Local manufacturing also benefits from a dedicated AI Co-Innovation Lab at the University of Wisconsin-Milwaukee. Firms such as Regal Rexnord, Renaissant and BW Converting are developing AI-driven solutions there.
Microsoft also partners with Wiscon Products and other regional suppliers, embedding AI into local supply chains.
Broadband expansion adds another layer of infrastructure development. More than 9,300 rural residents now have access to improved services, and 1,200 homes and businesses in Sturtevant are connected with faster internet.
Brad Smith, Microsoft Vice Chair and President, underlines both community and infrastructure impacts: “As someone who spent almost five years as a kid going to school and delivering the morning newspaper by bicycle in Mount Pleasant, this moment means more than just personal nostalgia.
"It shows that Wisconsin has not just a longstanding and proud industrial past – it’s helping define the future of American innovation.

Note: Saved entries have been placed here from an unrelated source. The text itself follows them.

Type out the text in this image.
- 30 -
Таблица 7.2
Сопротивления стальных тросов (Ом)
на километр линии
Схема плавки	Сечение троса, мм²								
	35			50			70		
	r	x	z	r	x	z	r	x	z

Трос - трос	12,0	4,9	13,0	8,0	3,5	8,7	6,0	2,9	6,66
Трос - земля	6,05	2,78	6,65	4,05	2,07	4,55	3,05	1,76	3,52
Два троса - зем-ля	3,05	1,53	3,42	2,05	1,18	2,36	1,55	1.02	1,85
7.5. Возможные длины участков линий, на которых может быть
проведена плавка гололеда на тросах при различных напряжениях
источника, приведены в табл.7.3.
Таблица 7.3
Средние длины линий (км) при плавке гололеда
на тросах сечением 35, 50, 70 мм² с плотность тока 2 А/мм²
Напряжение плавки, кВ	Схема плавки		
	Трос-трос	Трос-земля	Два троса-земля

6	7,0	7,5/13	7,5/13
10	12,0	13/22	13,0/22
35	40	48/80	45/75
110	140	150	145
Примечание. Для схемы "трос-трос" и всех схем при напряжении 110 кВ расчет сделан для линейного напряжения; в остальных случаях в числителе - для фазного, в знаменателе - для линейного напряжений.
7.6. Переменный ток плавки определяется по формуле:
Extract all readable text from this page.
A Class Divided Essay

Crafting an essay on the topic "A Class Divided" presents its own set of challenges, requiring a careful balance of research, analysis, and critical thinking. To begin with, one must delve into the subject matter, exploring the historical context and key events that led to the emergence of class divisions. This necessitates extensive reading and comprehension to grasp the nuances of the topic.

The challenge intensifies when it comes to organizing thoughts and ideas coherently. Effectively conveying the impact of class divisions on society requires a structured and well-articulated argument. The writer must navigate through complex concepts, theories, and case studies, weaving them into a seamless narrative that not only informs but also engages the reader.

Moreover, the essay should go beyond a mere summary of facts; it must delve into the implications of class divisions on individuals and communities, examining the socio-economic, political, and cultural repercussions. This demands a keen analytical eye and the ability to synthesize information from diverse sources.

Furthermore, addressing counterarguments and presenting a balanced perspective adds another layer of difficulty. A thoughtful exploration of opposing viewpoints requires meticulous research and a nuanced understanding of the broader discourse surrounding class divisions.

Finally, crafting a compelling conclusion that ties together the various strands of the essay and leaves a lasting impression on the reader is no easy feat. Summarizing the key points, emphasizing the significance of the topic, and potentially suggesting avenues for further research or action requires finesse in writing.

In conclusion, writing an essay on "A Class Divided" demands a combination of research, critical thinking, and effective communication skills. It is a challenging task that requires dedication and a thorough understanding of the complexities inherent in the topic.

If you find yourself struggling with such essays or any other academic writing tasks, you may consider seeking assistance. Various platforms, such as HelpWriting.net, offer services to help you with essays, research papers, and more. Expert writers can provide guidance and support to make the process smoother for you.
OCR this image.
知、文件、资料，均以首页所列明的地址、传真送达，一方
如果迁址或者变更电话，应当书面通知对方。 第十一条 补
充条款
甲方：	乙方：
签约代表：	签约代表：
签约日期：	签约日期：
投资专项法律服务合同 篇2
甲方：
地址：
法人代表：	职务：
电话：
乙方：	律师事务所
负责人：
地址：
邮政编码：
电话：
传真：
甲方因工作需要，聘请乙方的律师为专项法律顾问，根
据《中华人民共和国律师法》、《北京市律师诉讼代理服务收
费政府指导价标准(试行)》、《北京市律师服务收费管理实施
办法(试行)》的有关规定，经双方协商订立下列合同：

"Mount Pleasant isn’t just becoming a hub for AI – it’s becoming a blueprint for how innovation can serve everyone. We’re not just investing in an AI data centre; we are investing in a community.
"And we are investing in a powerful idea: that innovation is for everyone, and that we can build the future together – with care for people, place and planet.”
In linking global hardware supply, renewable energy, workforce pipelines and community investment, Microsoft’s Wisconsin data centres illustrate how AI infrastructure now operates as a supply chain in its own right.